I don't know about Toscana 602, But I have a Bruna and a natural in the 622 and they are very good smokers. I own nine other Savinelli's and they are all great pipes, Smoke cool and dry. So in a nut shell, You can't go wrong with a Savinelli. They have that pipe at smoking pipes for $62 skins. Not bad..
Brian


----------



## Quick_nick (Feb 10, 2008)

I have two savinellis with one on the way. They are great pipes. My favorite is the 320 shape, I have that in the Tundra model, great pipe.


----------



## wharfrathoss (Dec 27, 2006)

no complaint w/the Savs i have other than the stems. in general they leave something to be desired IMHO. i do have one that's an exception w/a nice thin lucite bit, a lower priced model surprisingly.


----------



## Requiem (Dec 6, 2008)

Quick_nick said:


> I have two savinellis with one on the way. They are great pipes. My favorite is the 320 shape, I have that in the Tundra model, great pipe.

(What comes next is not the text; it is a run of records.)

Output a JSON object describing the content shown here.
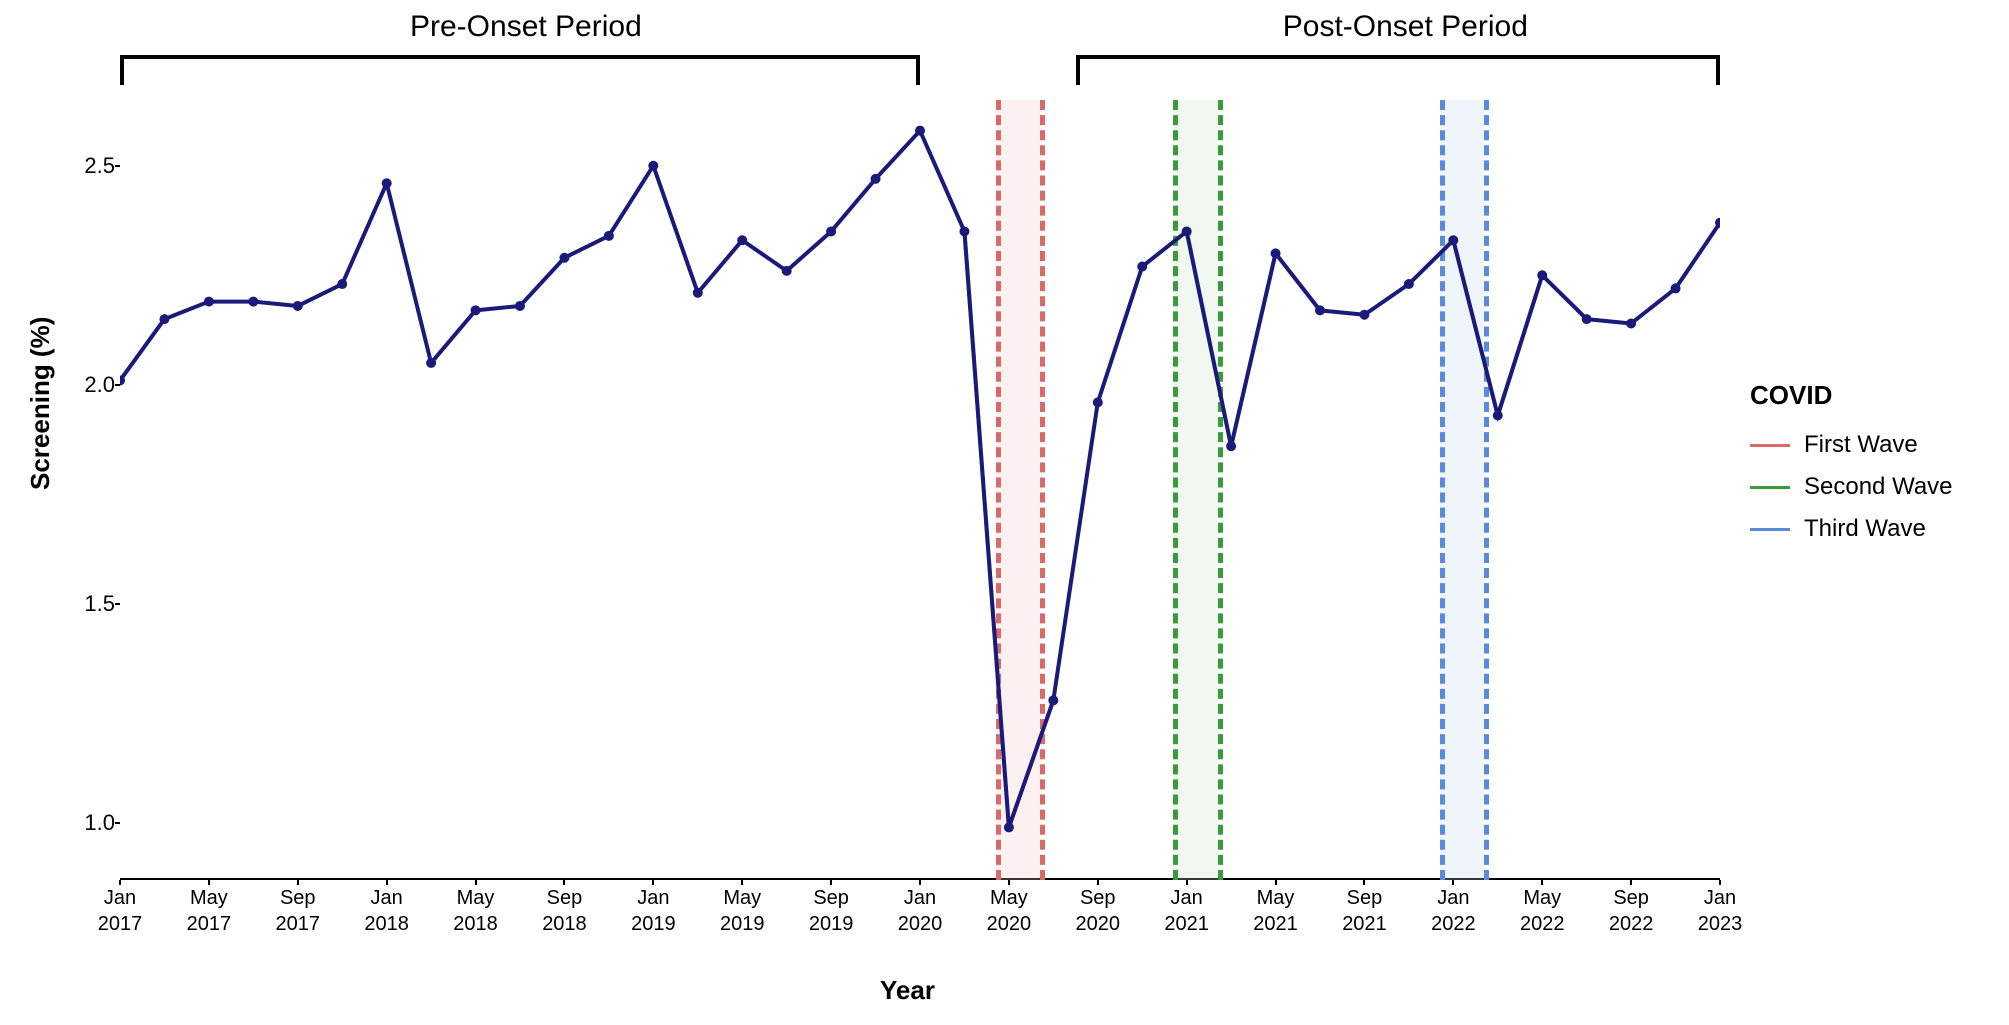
{
  "chart": {
    "type": "line",
    "ylabel": "Screening (%)",
    "xlabel": "Year",
    "ylabel_fontsize": 26,
    "xlabel_fontsize": 26,
    "tick_fontsize": 22,
    "ylim": [
      0.87,
      2.65
    ],
    "yticks": [
      1.0,
      1.5,
      2.0,
      2.5
    ],
    "xticks": [
      {
        "i": 0,
        "line1": "Jan",
        "line2": "2017"
      },
      {
        "i": 2,
        "line1": "May",
        "line2": "2017"
      },
      {
        "i": 4,
        "line1": "Sep",
        "line2": "2017"
      },
      {
        "i": 6,
        "line1": "Jan",
        "line2": "2018"
      },
      {
        "i": 8,
        "line1": "May",
        "line2": "2018"
      },
      {
        "i": 10,
        "line1": "Sep",
        "line2": "2018"
      },
      {
        "i": 12,
        "line1": "Jan",
        "line2": "2019"
      },
      {
        "i": 14,
        "line1": "May",
        "line2": "2019"
      },
      {
        "i": 16,
        "line1": "Sep",
        "line2": "2019"
      },
      {
        "i": 18,
        "line1": "Jan",
        "line2": "2020"
      },
      {
        "i": 20,
        "line1": "May",
        "line2": "2020"
      },
      {
        "i": 22,
        "line1": "Sep",
        "line2": "2020"
      },
      {
        "i": 24,
        "line1": "Jan",
        "line2": "2021"
      },
      {
        "i": 26,
        "line1": "May",
        "line2": "2021"
      },
      {
        "i": 28,
        "line1": "Sep",
        "line2": "2021"
      },
      {
        "i": 30,
        "line1": "Jan",
        "line2": "2022"
      },
      {
        "i": 32,
        "line1": "May",
        "line2": "2022"
      },
      {
        "i": 34,
        "line1": "Sep",
        "line2": "2022"
      },
      {
        "i": 36,
        "line1": "Jan",
        "line2": "2023"
      }
    ],
    "n_points": 37,
    "series": {
      "main": {
        "color": "#1a1a7a",
        "line_width": 4,
        "marker_size": 5,
        "values": [
          2.01,
          2.15,
          2.19,
          2.19,
          2.18,
          2.23,
          2.46,
          2.05,
          2.17,
          2.18,
          2.29,
          2.34,
          2.5,
          2.21,
          2.33,
          2.26,
          2.35,
          2.47,
          2.58,
          2.35,
          0.99,
          1.28,
          1.96,
          2.27,
          2.35,
          1.86,
          2.3,
          2.17,
          2.16,
          2.23,
          2.33,
          1.93,
          2.25,
          2.15,
          2.14,
          2.22,
          2.37
        ]
      },
      "dip_overlay": {
        "color": "#8888b0",
        "line_width": 4,
        "segments": [
          {
            "start_i": 19,
            "end_i": 21,
            "start_v": 2.35,
            "mid_v": 0.99,
            "end_v": 1.28
          },
          {
            "start_i": 24,
            "end_i": 26,
            "start_v": 2.35,
            "mid_v": 1.86,
            "end_v": 2.3
          },
          {
            "start_i": 30,
            "end_i": 32,
            "start_v": 2.33,
            "mid_v": 1.93,
            "end_v": 2.25
          }
        ]
      }
    },
    "waves": [
      {
        "name": "First Wave",
        "start_i": 19.7,
        "end_i": 20.7,
        "color": "#d96a6a",
        "fill": "#f4c2c2"
      },
      {
        "name": "Second Wave",
        "start_i": 23.7,
        "end_i": 24.7,
        "color": "#3a9b3a",
        "fill": "#c2e4c2"
      },
      {
        "name": "Third Wave",
        "start_i": 29.7,
        "end_i": 30.7,
        "color": "#5a8adb",
        "fill": "#c2d4f0"
      }
    ],
    "periods": {
      "pre": {
        "label": "Pre-Onset Period",
        "start_i": 0,
        "end_i": 18
      },
      "post": {
        "label": "Post-Onset Period",
        "start_i": 21.5,
        "end_i": 36
      }
    },
    "legend": {
      "title": "COVID",
      "items": [
        {
          "label": "First Wave",
          "color": "#d96a6a"
        },
        {
          "label": "Second Wave",
          "color": "#3a9b3a"
        },
        {
          "label": "Third Wave",
          "color": "#5a8adb"
        }
      ]
    },
    "background_color": "#ffffff"
  }
}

The mailman brought me a 320 Siena yesterday. Gorgeous shape, my favorite too.


----------



## aliefj96 (Nov 8, 2007)

I have two 602s. They were pipe number 2 and 3 in the collections and Christmas gifts my first year. They both smoke cool. Because of recent posts I'll add that neither has ever "gurgled". One is a Duca Carlo you can find for around $36 online or $45 in a B&M. The other was a Savinelli line called Marino that has no markings to indicate it's a Sav.


----------



## plexiprs (Nov 18, 2005)

I've a couple Toscana pipes in the rotation. Very nice like many of the Savinelli's. The Duca C. line is a great value and there is something appealing about their finish that makes me give them some preferential treatment.


----------



## Quick_nick (Feb 10, 2008)

Requiem said:


> The mailman brought me a 320 Siena yesterday. Gorgeous shape, my favorite too.

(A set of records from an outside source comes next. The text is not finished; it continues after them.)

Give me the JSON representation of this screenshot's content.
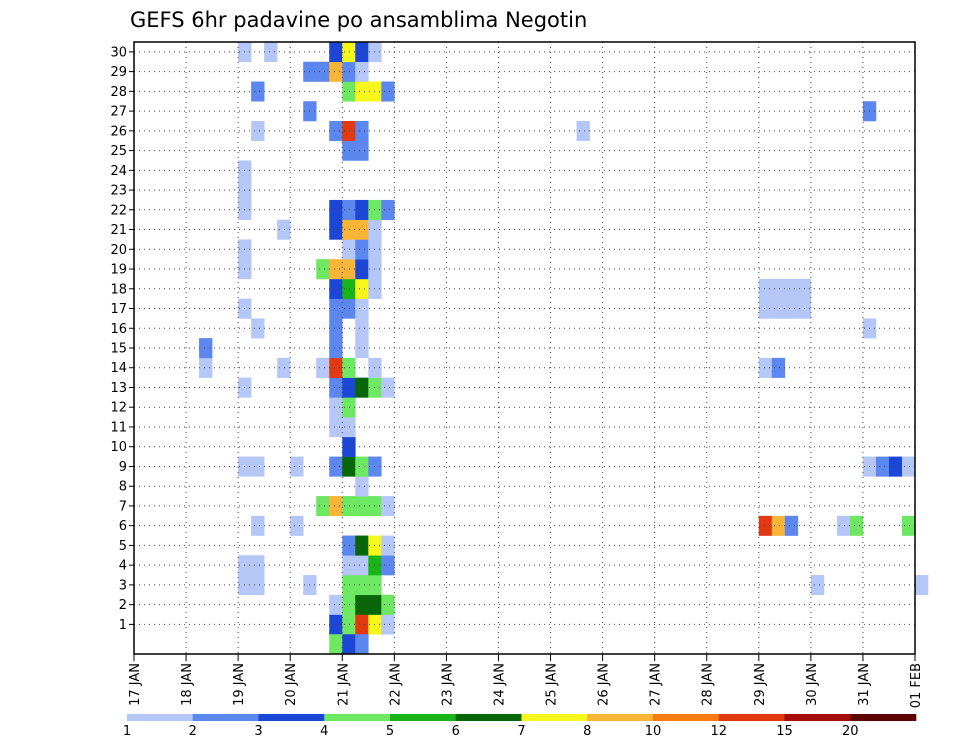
{
  "chart_data": {
    "type": "heatmap",
    "title": "GEFS 6hr padavine po ansamblima Negotin",
    "xlabel": "",
    "ylabel": "",
    "x_tick_labels": [
      "17 JAN",
      "18 JAN",
      "19 JAN",
      "20 JAN",
      "21 JAN",
      "22 JAN",
      "23 JAN",
      "24 JAN",
      "25 JAN",
      "26 JAN",
      "27 JAN",
      "28 JAN",
      "29 JAN",
      "30 JAN",
      "31 JAN",
      "01 FEB"
    ],
    "y_tick_labels": [
      "1",
      "2",
      "3",
      "4",
      "5",
      "6",
      "7",
      "8",
      "9",
      "10",
      "11",
      "12",
      "13",
      "14",
      "15",
      "16",
      "17",
      "18",
      "19",
      "20",
      "21",
      "22",
      "23",
      "24",
      "25",
      "26",
      "27",
      "28",
      "29",
      "30"
    ],
    "time_step_hours": 6,
    "grid": true,
    "legend_placement": "bottom",
    "colorbar": {
      "thresholds": [
        "1",
        "2",
        "3",
        "4",
        "5",
        "6",
        "7",
        "8",
        "10",
        "12",
        "15",
        "20"
      ],
      "colors": [
        "#b4c7f7",
        "#5c87ee",
        "#1c46d6",
        "#6ee862",
        "#19b419",
        "#076607",
        "#f7f71c",
        "#f9b537",
        "#f97c11",
        "#e13a11",
        "#a50d0d",
        "#5e0404"
      ]
    },
    "cells": [
      {
        "member": 1,
        "date": "20 JAN 18",
        "level": 3
      },
      {
        "member": 1,
        "date": "21 JAN 00",
        "level": 4
      },
      {
        "member": 1,
        "date": "21 JAN 06",
        "level": 10
      },
      {
        "member": 1,
        "date": "21 JAN 12",
        "level": 7
      },
      {
        "member": 1,
        "date": "21 JAN 18",
        "level": 1
      },
      {
        "member": 2,
        "date": "20 JAN 18",
        "level": 1
      },
      {
        "member": 2,
        "date": "21 JAN 00",
        "level": 4
      },
      {
        "member": 2,
        "date": "21 JAN 06",
        "level": 6
      },
      {
        "member": 2,
        "date": "21 JAN 12",
        "level": 6
      },
      {
        "member": 2,
        "date": "21 JAN 18",
        "level": 4
      },
      {
        "member": 3,
        "date": "19 JAN 00",
        "level": 1
      },
      {
        "member": 3,
        "date": "19 JAN 06",
        "level": 1
      },
      {
        "member": 3,
        "date": "20 JAN 06",
        "level": 1
      },
      {
        "member": 3,
        "date": "21 JAN 00",
        "level": 4
      },
      {
        "member": 3,
        "date": "21 JAN 06",
        "level": 4
      },
      {
        "member": 3,
        "date": "21 JAN 12",
        "level": 4
      },
      {
        "member": 3,
        "date": "30 JAN 00",
        "level": 1
      },
      {
        "member": 3,
        "date": "01 FEB 00",
        "level": 1
      },
      {
        "member": 4,
        "date": "19 JAN 00",
        "level": 1
      },
      {
        "member": 4,
        "date": "19 JAN 06",
        "level": 1
      },
      {
        "member": 4,
        "date": "21 JAN 00",
        "level": 1
      },
      {
        "member": 4,
        "date": "21 JAN 06",
        "level": 1
      },
      {
        "member": 4,
        "date": "21 JAN 12",
        "level": 5
      },
      {
        "member": 4,
        "date": "21 JAN 18",
        "level": 2
      },
      {
        "member": 5,
        "date": "21 JAN 00",
        "level": 2
      },
      {
        "member": 5,
        "date": "21 JAN 06",
        "level": 6
      },
      {
        "member": 5,
        "date": "21 JAN 12",
        "level": 7
      },
      {
        "member": 5,
        "date": "21 JAN 18",
        "level": 1
      },
      {
        "member": 6,
        "date": "19 JAN 06",
        "level": 1
      },
      {
        "member": 6,
        "date": "20 JAN 00",
        "level": 1
      },
      {
        "member": 6,
        "date": "29 JAN 00",
        "level": 10
      },
      {
        "member": 6,
        "date": "29 JAN 06",
        "level": 8
      },
      {
        "member": 6,
        "date": "29 JAN 12",
        "level": 2
      },
      {
        "member": 6,
        "date": "30 JAN 12",
        "level": 1
      },
      {
        "member": 6,
        "date": "30 JAN 18",
        "level": 4
      },
      {
        "member": 6,
        "date": "31 JAN 18",
        "level": 4
      },
      {
        "member": 7,
        "date": "20 JAN 12",
        "level": 4
      },
      {
        "member": 7,
        "date": "20 JAN 18",
        "level": 8
      },
      {
        "member": 7,
        "date": "21 JAN 00",
        "level": 4
      },
      {
        "member": 7,
        "date": "21 JAN 06",
        "level": 4
      },
      {
        "member": 7,
        "date": "21 JAN 12",
        "level": 4
      },
      {
        "member": 7,
        "date": "21 JAN 18",
        "level": 1
      },
      {
        "member": 8,
        "date": "21 JAN 06",
        "level": 1
      },
      {
        "member": 9,
        "date": "19 JAN 00",
        "level": 1
      },
      {
        "member": 9,
        "date": "19 JAN 06",
        "level": 1
      },
      {
        "member": 9,
        "date": "20 JAN 00",
        "level": 1
      },
      {
        "member": 9,
        "date": "20 JAN 18",
        "level": 2
      },
      {
        "member": 9,
        "date": "21 JAN 00",
        "level": 6
      },
      {
        "member": 9,
        "date": "21 JAN 06",
        "level": 4
      },
      {
        "member": 9,
        "date": "21 JAN 12",
        "level": 2
      },
      {
        "member": 9,
        "date": "31 JAN 00",
        "level": 1
      },
      {
        "member": 9,
        "date": "31 JAN 06",
        "level": 2
      },
      {
        "member": 9,
        "date": "31 JAN 12",
        "level": 3
      },
      {
        "member": 9,
        "date": "31 JAN 18",
        "level": 1
      },
      {
        "member": 10,
        "date": "21 JAN 00",
        "level": 3
      },
      {
        "member": 11,
        "date": "20 JAN 18",
        "level": 1
      },
      {
        "member": 11,
        "date": "21 JAN 00",
        "level": 1
      },
      {
        "member": 12,
        "date": "20 JAN 18",
        "level": 1
      },
      {
        "member": 12,
        "date": "21 JAN 00",
        "level": 4
      },
      {
        "member": 13,
        "date": "19 JAN 00",
        "level": 1
      },
      {
        "member": 13,
        "date": "20 JAN 18",
        "level": 2
      },
      {
        "member": 13,
        "date": "21 JAN 00",
        "level": 3
      },
      {
        "member": 13,
        "date": "21 JAN 06",
        "level": 6
      },
      {
        "member": 13,
        "date": "21 JAN 12",
        "level": 4
      },
      {
        "member": 13,
        "date": "21 JAN 18",
        "level": 1
      },
      {
        "member": 14,
        "date": "18 JAN 06",
        "level": 1
      },
      {
        "member": 14,
        "date": "19 JAN 18",
        "level": 1
      },
      {
        "member": 14,
        "date": "20 JAN 12",
        "level": 1
      },
      {
        "member": 14,
        "date": "20 JAN 18",
        "level": 10
      },
      {
        "member": 14,
        "date": "21 JAN 00",
        "level": 4
      },
      {
        "member": 14,
        "date": "21 JAN 12",
        "level": 1
      },
      {
        "member": 14,
        "date": "29 JAN 00",
        "level": 1
      },
      {
        "member": 14,
        "date": "29 JAN 06",
        "level": 2
      },
      {
        "member": 15,
        "date": "18 JAN 06",
        "level": 2
      },
      {
        "member": 15,
        "date": "20 JAN 18",
        "level": 2
      },
      {
        "member": 15,
        "date": "21 JAN 06",
        "level": 1
      },
      {
        "member": 16,
        "date": "19 JAN 06",
        "level": 1
      },
      {
        "member": 16,
        "date": "20 JAN 18",
        "level": 2
      },
      {
        "member": 16,
        "date": "21 JAN 06",
        "level": 1
      },
      {
        "member": 16,
        "date": "31 JAN 00",
        "level": 1
      },
      {
        "member": 17,
        "date": "19 JAN 00",
        "level": 1
      },
      {
        "member": 17,
        "date": "20 JAN 18",
        "level": 2
      },
      {
        "member": 17,
        "date": "21 JAN 00",
        "level": 2
      },
      {
        "member": 17,
        "date": "21 JAN 06",
        "level": 1
      },
      {
        "member": 17,
        "date": "29 JAN 00",
        "level": 1
      },
      {
        "member": 17,
        "date": "29 JAN 06",
        "level": 1
      },
      {
        "member": 17,
        "date": "29 JAN 12",
        "level": 1
      },
      {
        "member": 17,
        "date": "29 JAN 18",
        "level": 1
      },
      {
        "member": 18,
        "date": "20 JAN 18",
        "level": 3
      },
      {
        "member": 18,
        "date": "21 JAN 00",
        "level": 5
      },
      {
        "member": 18,
        "date": "21 JAN 06",
        "level": 7
      },
      {
        "member": 18,
        "date": "21 JAN 12",
        "level": 1
      },
      {
        "member": 18,
        "date": "29 JAN 00",
        "level": 1
      },
      {
        "member": 18,
        "date": "29 JAN 06",
        "level": 1
      },
      {
        "member": 18,
        "date": "29 JAN 12",
        "level": 1
      },
      {
        "member": 18,
        "date": "29 JAN 18",
        "level": 1
      },
      {
        "member": 19,
        "date": "19 JAN 00",
        "level": 1
      },
      {
        "member": 19,
        "date": "20 JAN 12",
        "level": 4
      },
      {
        "member": 19,
        "date": "20 JAN 18",
        "level": 8
      },
      {
        "member": 19,
        "date": "21 JAN 00",
        "level": 8
      },
      {
        "member": 19,
        "date": "21 JAN 06",
        "level": 3
      },
      {
        "member": 19,
        "date": "21 JAN 12",
        "level": 1
      },
      {
        "member": 20,
        "date": "19 JAN 00",
        "level": 1
      },
      {
        "member": 20,
        "date": "21 JAN 00",
        "level": 1
      },
      {
        "member": 20,
        "date": "21 JAN 06",
        "level": 2
      },
      {
        "member": 20,
        "date": "21 JAN 12",
        "level": 1
      },
      {
        "member": 21,
        "date": "19 JAN 18",
        "level": 1
      },
      {
        "member": 21,
        "date": "20 JAN 18",
        "level": 3
      },
      {
        "member": 21,
        "date": "21 JAN 00",
        "level": 8
      },
      {
        "member": 21,
        "date": "21 JAN 06",
        "level": 8
      },
      {
        "member": 21,
        "date": "21 JAN 12",
        "level": 1
      },
      {
        "member": 22,
        "date": "19 JAN 00",
        "level": 1
      },
      {
        "member": 22,
        "date": "20 JAN 18",
        "level": 3
      },
      {
        "member": 22,
        "date": "21 JAN 00",
        "level": 2
      },
      {
        "member": 22,
        "date": "21 JAN 06",
        "level": 3
      },
      {
        "member": 22,
        "date": "21 JAN 12",
        "level": 4
      },
      {
        "member": 22,
        "date": "21 JAN 18",
        "level": 2
      },
      {
        "member": 23,
        "date": "19 JAN 00",
        "level": 1
      },
      {
        "member": 24,
        "date": "19 JAN 00",
        "level": 1
      },
      {
        "member": 25,
        "date": "21 JAN 00",
        "level": 2
      },
      {
        "member": 25,
        "date": "21 JAN 06",
        "level": 2
      },
      {
        "member": 26,
        "date": "19 JAN 06",
        "level": 1
      },
      {
        "member": 26,
        "date": "20 JAN 18",
        "level": 2
      },
      {
        "member": 26,
        "date": "21 JAN 00",
        "level": 10
      },
      {
        "member": 26,
        "date": "21 JAN 06",
        "level": 2
      },
      {
        "member": 26,
        "date": "25 JAN 12",
        "level": 1
      },
      {
        "member": 27,
        "date": "20 JAN 06",
        "level": 2
      },
      {
        "member": 27,
        "date": "31 JAN 00",
        "level": 2
      },
      {
        "member": 28,
        "date": "19 JAN 06",
        "level": 2
      },
      {
        "member": 28,
        "date": "21 JAN 00",
        "level": 4
      },
      {
        "member": 28,
        "date": "21 JAN 06",
        "level": 7
      },
      {
        "member": 28,
        "date": "21 JAN 12",
        "level": 7
      },
      {
        "member": 28,
        "date": "21 JAN 18",
        "level": 2
      },
      {
        "member": 29,
        "date": "20 JAN 06",
        "level": 2
      },
      {
        "member": 29,
        "date": "20 JAN 12",
        "level": 2
      },
      {
        "member": 29,
        "date": "20 JAN 18",
        "level": 8
      },
      {
        "member": 29,
        "date": "21 JAN 00",
        "level": 2
      },
      {
        "member": 29,
        "date": "21 JAN 06",
        "level": 1
      },
      {
        "member": 30,
        "date": "19 JAN 00",
        "level": 1
      },
      {
        "member": 30,
        "date": "19 JAN 12",
        "level": 1
      },
      {
        "member": 30,
        "date": "20 JAN 18",
        "level": 3
      },
      {
        "member": 30,
        "date": "21 JAN 00",
        "level": 7
      },
      {
        "member": 30,
        "date": "21 JAN 06",
        "level": 3
      },
      {
        "member": 30,
        "date": "21 JAN 12",
        "level": 1
      },
      {
        "member": 0,
        "date": "20 JAN 18",
        "level": 4
      },
      {
        "member": 0,
        "date": "21 JAN 00",
        "level": 3
      },
      {
        "member": 0,
        "date": "21 JAN 06",
        "level": 2
      }
    ]
  }
}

The 320 aka the author shape is not seen too much anymore which is why I really like it.


----------



## Zuk (Jan 18, 2009)

Well I think you gents have convinced me Im headed into the city tommorow and will hopefully be picking up my new pipe and some new baccys along with it.


----------



## Mr Mojo Risin (May 26, 2007)

You may want to consider this one.
Estate 80 Smoking Tobacco Briar Pipe Savinelli Bent - eBay (item 150321945366 end time Jan-25-09 17:30:15 PST)

Just a though.. Good luck.. Brian


----------